«Что-что?! – лишь большим усилием воли заставил генерал сдержаться настолько, чтобы не прокричать это вслух. – Что значит „беспрепятственно проникнуть, минировать, подорвать“?! Они там, в своем штабе ГРУ, все с ума посходили?! Это же… форменное предательство! Измена. Диверсия против собственного флота!»
Оторвав удивленный взгляд от бумаги, Шербетов инстинктивно перевел его на адмирала.
– Э, нет! Увольте! – выбросил перед собой руки с растопыренными пальцами Ставинский. – Мне уже известно, что с приходом к власти нового руководства страны в штабах происходит много чего такого… – повертел правой кистью. – Но того, что предписывается совершать вам, лично я знать не имею права и категорически не желаю.
«…Вам приказано, – продолжил чтение сего странного документа генерал Шербетов, – исходить из того, что все ваши действия в рамках операции „Гнев Цезаря“ продиктованы высшими политическими, кадровыми и военно-стратегическими интересами флота, армии, партии и государства.
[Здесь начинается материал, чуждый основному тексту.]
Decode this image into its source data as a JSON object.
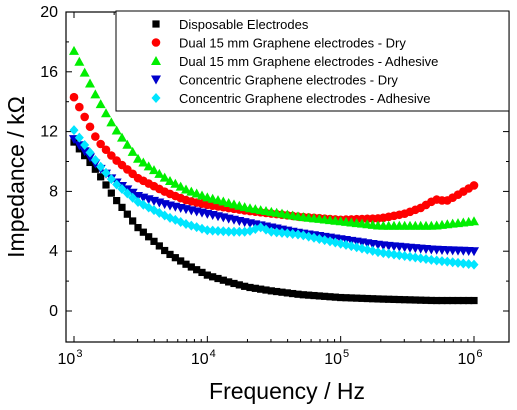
{
  "chart_data": {
    "type": "scatter",
    "xlabel": "Frequency / Hz",
    "ylabel": "Impedance / kΩ",
    "xscale": "log",
    "xlim": [
      1000,
      1000000
    ],
    "ylim": [
      0,
      20
    ],
    "x_ticks": [
      {
        "value": 1000,
        "base": "10",
        "exp": "3"
      },
      {
        "value": 10000,
        "base": "10",
        "exp": "4"
      },
      {
        "value": 100000,
        "base": "10",
        "exp": "5"
      },
      {
        "value": 1000000,
        "base": "10",
        "exp": "6"
      }
    ],
    "y_ticks": [
      0,
      4,
      8,
      12,
      16,
      20
    ],
    "grid": false,
    "legend_position": "top-right",
    "series": [
      {
        "name": "Disposable Electrodes",
        "marker": "square",
        "color": "#000000",
        "x": [
          1000,
          1500,
          2000,
          3000,
          5000,
          7000,
          10000,
          15000,
          20000,
          30000,
          50000,
          100000,
          200000,
          500000,
          1000000
        ],
        "y": [
          11.3,
          9.3,
          7.6,
          5.6,
          3.9,
          3.1,
          2.4,
          1.9,
          1.6,
          1.35,
          1.1,
          0.9,
          0.8,
          0.7,
          0.7
        ]
      },
      {
        "name": "Dual 15 mm Graphene electrodes - Dry",
        "marker": "circle",
        "color": "#ff0000",
        "x": [
          1000,
          1500,
          2000,
          3000,
          5000,
          7000,
          10000,
          20000,
          50000,
          100000,
          200000,
          300000,
          400000,
          500000,
          550000,
          600000,
          700000,
          800000,
          1000000
        ],
        "y": [
          14.3,
          11.4,
          10.2,
          8.9,
          7.9,
          7.4,
          7.1,
          6.7,
          6.3,
          6.1,
          6.2,
          6.5,
          6.9,
          7.4,
          7.5,
          7.3,
          7.6,
          7.9,
          8.4
        ]
      },
      {
        "name": "Dual 15 mm Graphene electrodes - Adhesive",
        "marker": "triangle-up",
        "color": "#00ee00",
        "x": [
          1000,
          1500,
          2000,
          3000,
          5000,
          7000,
          10000,
          20000,
          50000,
          100000,
          200000,
          500000,
          1000000
        ],
        "y": [
          17.4,
          14.2,
          12.3,
          10.2,
          8.8,
          8.1,
          7.6,
          6.9,
          6.3,
          6.0,
          5.7,
          5.7,
          6.0
        ]
      },
      {
        "name": "Concentric Graphene electrodes - Dry",
        "marker": "triangle-down",
        "color": "#0000cc",
        "x": [
          1000,
          1500,
          2000,
          3000,
          5000,
          7000,
          10000,
          20000,
          50000,
          100000,
          200000,
          500000,
          1000000
        ],
        "y": [
          11.5,
          9.7,
          8.7,
          7.7,
          7.1,
          6.8,
          6.5,
          5.9,
          5.2,
          4.8,
          4.4,
          4.1,
          4.0
        ]
      },
      {
        "name": "Concentric Graphene electrodes - Adhesive",
        "marker": "diamond",
        "color": "#00e5ff",
        "x": [
          1000,
          1500,
          2000,
          3000,
          5000,
          7000,
          10000,
          15000,
          20000,
          25000,
          30000,
          50000,
          100000,
          200000,
          500000,
          1000000
        ],
        "y": [
          12.1,
          9.9,
          8.6,
          7.3,
          6.3,
          5.8,
          5.4,
          5.3,
          5.3,
          5.6,
          5.3,
          5.1,
          4.5,
          3.9,
          3.4,
          3.1
        ]
      }
    ]
  }
}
Они согласованы с самым высоким руководством, которое и принимает на себя всю ответственность за последствия операции.
Привлеките к акции полковника Гайдука. Используйте его балканские связи и балканский опыт. Поручите старшему лейтенанту, офицеру ГРУ Николаю Безроднову сформировать, под видом участия в учениях, небольшую группу минеров, которая в случае неудачи группы „нашего условного противника“ обязана, в состоянии полной секретности, заминировать известный вам корабль.
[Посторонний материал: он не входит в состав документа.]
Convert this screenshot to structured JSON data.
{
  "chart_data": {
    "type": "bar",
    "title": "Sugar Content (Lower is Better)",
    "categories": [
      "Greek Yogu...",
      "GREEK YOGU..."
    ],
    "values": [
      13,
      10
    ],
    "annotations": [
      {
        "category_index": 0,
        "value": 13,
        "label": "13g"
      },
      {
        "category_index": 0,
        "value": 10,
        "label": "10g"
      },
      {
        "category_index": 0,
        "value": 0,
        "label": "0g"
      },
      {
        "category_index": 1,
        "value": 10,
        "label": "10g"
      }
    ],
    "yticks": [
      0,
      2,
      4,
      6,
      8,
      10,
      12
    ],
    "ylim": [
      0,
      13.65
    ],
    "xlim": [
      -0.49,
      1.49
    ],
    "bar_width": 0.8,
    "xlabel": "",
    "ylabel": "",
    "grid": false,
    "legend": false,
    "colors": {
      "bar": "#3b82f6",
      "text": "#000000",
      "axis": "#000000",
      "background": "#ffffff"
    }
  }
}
Передайте упомянутым офицерам, что их участие в операции, как и ваше, генерал Шербетов, будет отмечено высокими наградами и другими поощрениями.
«А вот это уж черта! – взъярился главный контрразведчик флота. – Сожгу только после завершения операции, а точнее, после появления уверенности, что подрыв линкора не будет истолкован как акт предательства со стороны ее участников».
– Вы правы, товарищ вице-адмирал, – удовлетворил он угасающее любопытство Ставинского, – вам лучше не знать, чего требует от контрразведки флота этот приказ.
– Что весьма предположительно, – нервно отбарабанил тот пальцами по столу.
– Ну а письменный рапорт по поводу принятия необходимых мер представлю завтра же.
– У меня тоже создается впечатление, генерал, что нас втягивают в какую-то грандиозную авантюру.
– Хотя и делают это со всем возможным благородством. Во всяком случае, пока что…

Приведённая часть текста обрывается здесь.